Sur les conclusions aux fins d'annulation :

S'agissant de la communication des motifs de la décision implicite de rejet de la CNACi :

2. Ainsi qu'il est soutenu en défense, la communication par courrier du 25 août 2022 du président de la CNACi, des motifs de la décision implicite née le 25 juillet 2022 rejetant le recours préalable obligatoire de la société Lory, ne constitue pas une décision faisant grief susceptible de faire l'objet d'un recours. Par suite, les conclusions de la société requérante tendant à son annulation sont irrecevables et doivent être rejetées.

S'agissant de la décision implicite de rejet née le 25 juillet 2022 :

3. Aux termes de l'article R 212-7-20 du code du cinéma et de l'image animée : " (...)Lorsque la réalisation d'un projet autorisé est subordonnée à l'obtention d'un permis de construire, l'autorisation est périmée si le dossier de demande de permis de construire considéré comme complet au regard des articles R. 423-19 à R. 423-22 du code de l'urbanisme n'est pas déposé dans un délai de deux ans à compter de la date fixée au premier alinéa.
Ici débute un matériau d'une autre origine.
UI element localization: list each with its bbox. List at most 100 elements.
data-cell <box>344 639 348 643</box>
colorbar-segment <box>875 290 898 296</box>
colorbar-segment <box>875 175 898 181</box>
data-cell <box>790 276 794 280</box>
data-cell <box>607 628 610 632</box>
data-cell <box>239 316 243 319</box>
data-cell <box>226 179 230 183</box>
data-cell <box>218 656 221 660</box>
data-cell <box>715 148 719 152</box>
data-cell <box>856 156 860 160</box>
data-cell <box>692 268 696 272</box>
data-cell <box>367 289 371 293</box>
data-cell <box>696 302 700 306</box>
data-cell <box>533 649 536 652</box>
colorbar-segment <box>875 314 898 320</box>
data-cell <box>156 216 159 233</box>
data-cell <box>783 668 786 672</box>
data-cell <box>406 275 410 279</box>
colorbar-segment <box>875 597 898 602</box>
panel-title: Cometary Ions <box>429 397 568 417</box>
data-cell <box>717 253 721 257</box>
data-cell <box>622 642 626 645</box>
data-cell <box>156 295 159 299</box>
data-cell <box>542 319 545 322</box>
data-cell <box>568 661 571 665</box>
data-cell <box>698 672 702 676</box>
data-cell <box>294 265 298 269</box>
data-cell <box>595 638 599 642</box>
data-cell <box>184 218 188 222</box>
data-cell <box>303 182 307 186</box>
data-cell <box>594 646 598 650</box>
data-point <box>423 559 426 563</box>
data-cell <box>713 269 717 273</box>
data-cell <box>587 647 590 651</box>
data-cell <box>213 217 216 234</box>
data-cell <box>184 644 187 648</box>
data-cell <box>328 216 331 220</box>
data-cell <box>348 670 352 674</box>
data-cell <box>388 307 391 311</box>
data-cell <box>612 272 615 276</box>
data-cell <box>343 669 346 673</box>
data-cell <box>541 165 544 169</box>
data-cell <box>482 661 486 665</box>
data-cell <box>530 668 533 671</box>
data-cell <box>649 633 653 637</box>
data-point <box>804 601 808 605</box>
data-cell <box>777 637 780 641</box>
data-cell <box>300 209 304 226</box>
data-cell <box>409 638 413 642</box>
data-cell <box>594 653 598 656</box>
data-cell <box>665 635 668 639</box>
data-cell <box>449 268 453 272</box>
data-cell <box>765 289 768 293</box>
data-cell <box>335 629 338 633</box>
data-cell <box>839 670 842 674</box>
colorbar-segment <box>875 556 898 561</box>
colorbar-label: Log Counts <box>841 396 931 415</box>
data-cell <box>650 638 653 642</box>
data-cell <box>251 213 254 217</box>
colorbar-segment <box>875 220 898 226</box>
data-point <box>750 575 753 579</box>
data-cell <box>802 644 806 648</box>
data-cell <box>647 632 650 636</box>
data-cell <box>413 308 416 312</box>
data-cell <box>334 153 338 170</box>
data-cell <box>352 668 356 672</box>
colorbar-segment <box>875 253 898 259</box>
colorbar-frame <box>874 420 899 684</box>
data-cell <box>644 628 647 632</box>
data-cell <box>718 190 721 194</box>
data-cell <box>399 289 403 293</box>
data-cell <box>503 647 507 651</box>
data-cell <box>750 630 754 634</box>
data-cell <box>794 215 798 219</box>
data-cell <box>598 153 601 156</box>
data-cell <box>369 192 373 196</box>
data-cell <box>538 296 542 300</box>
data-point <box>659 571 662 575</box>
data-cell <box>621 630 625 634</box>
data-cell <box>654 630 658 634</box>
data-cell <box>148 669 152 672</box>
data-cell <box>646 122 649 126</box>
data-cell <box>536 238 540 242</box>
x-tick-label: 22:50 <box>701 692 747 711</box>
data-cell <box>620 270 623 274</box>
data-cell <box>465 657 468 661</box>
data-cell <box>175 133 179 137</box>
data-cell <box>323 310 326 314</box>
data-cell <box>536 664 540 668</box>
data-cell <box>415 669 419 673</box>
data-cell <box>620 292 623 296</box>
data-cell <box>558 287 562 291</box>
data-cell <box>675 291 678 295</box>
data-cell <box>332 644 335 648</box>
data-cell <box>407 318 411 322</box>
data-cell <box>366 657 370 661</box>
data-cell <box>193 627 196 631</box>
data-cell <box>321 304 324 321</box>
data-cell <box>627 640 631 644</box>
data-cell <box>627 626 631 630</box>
Si la faculté de recours prévue à l'article L. 212-10-3 a été exercée, ces délais courent à compter de la date de la notification de la décision de la Commission nationale d'aménagement cinématographique. Lorsque la demande de permis de construire a été déposée dans le délai et les conditions prévus au deuxième alinéa, l'autorisation est périmée pour les salles et pour les places de spectateurs qui n'ont pas été mises en exploitation dans un délai de trois ans à compter de la date à laquelle ce permis de construire est devenu définitif. (...) En cas de recours devant la juridiction administrative, les délais prévus au présent article sont suspendus jusqu'au prononcé d'une décision juridictionnelle irrévocable. ". Par ailleurs, aux termes de l'article 1er du décret n° 2021-181 du 18 février 2021 : " Les délais de mise en œuvre des autorisations d'aménagement cinématographique prévus à l'article R. 212-7-20 du code du cinéma et de l'image animée, en cours à la date d'entrée en vigueur du présent décret, sont prorogés d'une durée de douze mois. ".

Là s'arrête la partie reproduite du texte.